Where it starts to go wrong, or at least, the reader can get carried away, is the emphasis in the report on protecting and exploiting Intellectual Property. At one point he puts it like this:
the management of intellectual property is a complex task that can be broken down into three steps; identification of ideas with commercial potential; the protection and defence of these ideas and their exploitation..
There is a clear frame of thinking that protecting and defending leads to exploitation, and this way of thinking is very easy to lead one astray. It certainly doesn't fit naturally with all the methods of knowledge transfer that he lists! It can also cause no end of problem for those of us with legislative requirements to provide data at no more than cost to those who request it (i.e. particularly the environmental information regulations, e.g. see the DEFRA guidance - although note that EIR don't allow you to take data from a public body and sell it or distribute it without an appropriate license so the conflict isn't unresolvable).
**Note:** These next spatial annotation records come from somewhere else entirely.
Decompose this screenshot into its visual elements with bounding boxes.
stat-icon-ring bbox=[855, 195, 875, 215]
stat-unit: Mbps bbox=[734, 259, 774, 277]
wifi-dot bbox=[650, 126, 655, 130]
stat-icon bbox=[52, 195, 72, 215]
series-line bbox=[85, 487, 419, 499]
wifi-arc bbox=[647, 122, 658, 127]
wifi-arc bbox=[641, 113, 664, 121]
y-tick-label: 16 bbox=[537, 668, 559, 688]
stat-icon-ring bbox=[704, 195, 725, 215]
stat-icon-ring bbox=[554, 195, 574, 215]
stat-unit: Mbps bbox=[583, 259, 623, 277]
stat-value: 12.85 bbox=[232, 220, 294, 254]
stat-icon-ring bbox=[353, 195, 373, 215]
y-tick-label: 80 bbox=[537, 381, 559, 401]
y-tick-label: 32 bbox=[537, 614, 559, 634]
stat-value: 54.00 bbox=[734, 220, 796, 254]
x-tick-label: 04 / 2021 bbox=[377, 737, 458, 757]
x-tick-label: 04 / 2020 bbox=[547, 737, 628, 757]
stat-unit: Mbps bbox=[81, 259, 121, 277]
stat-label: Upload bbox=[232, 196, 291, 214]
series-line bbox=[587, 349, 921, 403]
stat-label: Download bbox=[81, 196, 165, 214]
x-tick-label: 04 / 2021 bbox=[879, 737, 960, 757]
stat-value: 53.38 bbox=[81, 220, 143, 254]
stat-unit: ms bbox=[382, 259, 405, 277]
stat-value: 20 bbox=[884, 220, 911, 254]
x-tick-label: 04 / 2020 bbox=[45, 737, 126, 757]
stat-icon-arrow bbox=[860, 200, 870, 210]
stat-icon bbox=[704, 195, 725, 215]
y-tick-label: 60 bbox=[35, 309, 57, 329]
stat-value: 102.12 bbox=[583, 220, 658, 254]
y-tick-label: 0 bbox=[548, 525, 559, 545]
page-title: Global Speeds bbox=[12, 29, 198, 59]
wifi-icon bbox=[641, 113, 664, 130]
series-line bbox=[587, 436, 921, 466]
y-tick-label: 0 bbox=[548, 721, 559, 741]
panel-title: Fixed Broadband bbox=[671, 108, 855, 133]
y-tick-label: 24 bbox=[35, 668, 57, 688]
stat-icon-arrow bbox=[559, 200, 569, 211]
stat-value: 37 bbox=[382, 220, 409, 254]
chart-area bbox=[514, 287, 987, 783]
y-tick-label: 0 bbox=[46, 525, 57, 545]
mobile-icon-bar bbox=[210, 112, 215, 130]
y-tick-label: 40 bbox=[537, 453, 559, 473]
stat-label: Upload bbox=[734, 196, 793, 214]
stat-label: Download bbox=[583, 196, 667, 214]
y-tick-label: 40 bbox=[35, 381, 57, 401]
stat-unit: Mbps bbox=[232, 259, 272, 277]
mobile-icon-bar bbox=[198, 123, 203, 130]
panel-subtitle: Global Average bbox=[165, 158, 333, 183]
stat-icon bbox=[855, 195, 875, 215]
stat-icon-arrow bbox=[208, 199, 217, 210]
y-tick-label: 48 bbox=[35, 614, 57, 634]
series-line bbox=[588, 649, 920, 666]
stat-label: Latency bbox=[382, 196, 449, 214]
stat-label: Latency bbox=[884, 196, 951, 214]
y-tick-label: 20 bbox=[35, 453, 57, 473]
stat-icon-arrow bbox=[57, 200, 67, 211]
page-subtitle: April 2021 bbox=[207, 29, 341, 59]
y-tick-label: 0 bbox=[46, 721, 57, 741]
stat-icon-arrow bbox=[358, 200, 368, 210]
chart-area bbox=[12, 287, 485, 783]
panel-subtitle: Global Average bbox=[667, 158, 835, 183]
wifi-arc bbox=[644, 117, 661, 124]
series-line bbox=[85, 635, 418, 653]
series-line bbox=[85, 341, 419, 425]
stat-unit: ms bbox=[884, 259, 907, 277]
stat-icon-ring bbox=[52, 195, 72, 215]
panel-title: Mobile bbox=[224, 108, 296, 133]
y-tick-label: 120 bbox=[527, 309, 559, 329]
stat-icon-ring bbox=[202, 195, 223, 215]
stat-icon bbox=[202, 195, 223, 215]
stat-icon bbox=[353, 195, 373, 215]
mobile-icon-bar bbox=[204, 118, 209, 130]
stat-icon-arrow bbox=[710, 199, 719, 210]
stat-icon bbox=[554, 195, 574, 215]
Baker does realise some of this of course, he makes the point that:
There is little benefit in protecting research outputs where there is no possibility of deriving revenues from the work streams either now or in the future.
I was amused to get to the point where he recognises that modest additional funding would reap considerable reward, but of course that money hasn't transpired (as far as I can see, but I may not be aware of it). As usual with this government, base funding has had to stump up for new policy activities. (This may be no bad thing, but it's more honest to admit it - the government is spending core science money on trying to boost wealth creation. Fine, and indeed we have been doing knowledge transfer, and will continue to do so, from our core budget, but the policy is demanding more).
The final thing to remember is that the Baker report is about the public sector research establishment itself, my reading of it definitely didn't support the top-slicing of funds from the grant budgets that go to universities to support knowledge transfer, but that's what is happening. Again, perhaps no bad thing, but I don't see Baker asking for it (although there is obvious ambiguity, since it covers the research councils, but when a research council issues a grant, the grant-holding body gets to exploit the intellectual property).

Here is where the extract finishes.